The questions surrounding the wisdom of declaring war on Iraq are many and serious. The answers are too few and too glib. This is no way to embark on war. The Senate must address these questions before acting on this kind of sweeping use of force resolution. We don't need more rhetoric. We don't need more campaign slogans or fund raising letters. We need – the American people need – information and informed debate.

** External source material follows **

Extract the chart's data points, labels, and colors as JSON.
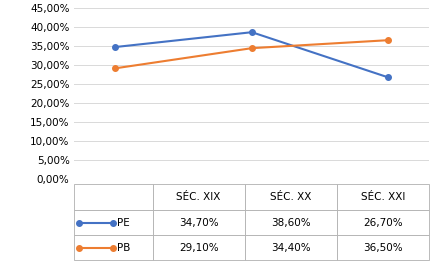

Before we rush into war, we should focus on those things that pose the most direct threat to us those facilities and weapons that form the body of Iraq's weapons of mass destruction program. The United Nations is the proper forum to deal with the inspection of these facilities, and the destruction of any weapons discovered. If United Nations inspectors can enter the country, inspect those facilities and mark for destruction the ones that truly belong to a weapons program, then Iraq can be declawed without unnecessary risk or loss of life. That would be the best answer for Iraq, for the United States, and for the world. But if Iraq again chooses to interfere with such an ongoing and admittedly intrusive inspection regime, then and only then should the United States, with the support of the world, take stronger measures.
This is what Congress did in 1991, before the Persian Gulf War. The United States at that time gave the United Nations the lead in demanding that Iraq withdraw from Kuwait. The U.S. took the time to build a coalition of partners. When Iraq failed to heed the UN, then and only then did Congress authorize the use of force. That is the order in which the steps to war should be taken.
Everyone wants to protect our nation and our people. To do that in the most effective way possible, we should avail ourselves of every opportunity to minimize the number of troops we put at risk. Seeking once again to allow the United Nations inspection regime to peacefully seek and destroy the facilities and equipment employed in the Iraqi weapons of mass destruction program would be the least costly and most effective way of reducing the risk to our nation, provided that it is backed up by a credible threat of force if Iraq once again attempts to thwart the inspections. We can take a measured, stepped approach that would still leave open the possibility of a ground invasion if that should become necessary, but there is no need to take that step now.
I urge restraint. President Bush gave the United Nations the opening to deal effectively with the threat posed by Iraq. The UN embraced his exhortation and is working to develop a new, tougher inspection regime with firm deadlines and swift and sure accountability. Let us be convinced that a reinvigorated inspection regime cannot work before we move to any next step, and let us if we must employ force, employ the most precise and limited use of force necessary to get the job done.
Let us guard against the perils of haste, lest the Senate fall prey to the dangers of taking action that is both blind and improvident.
Robert C. Byrd represents West Virginia in the United States Senate.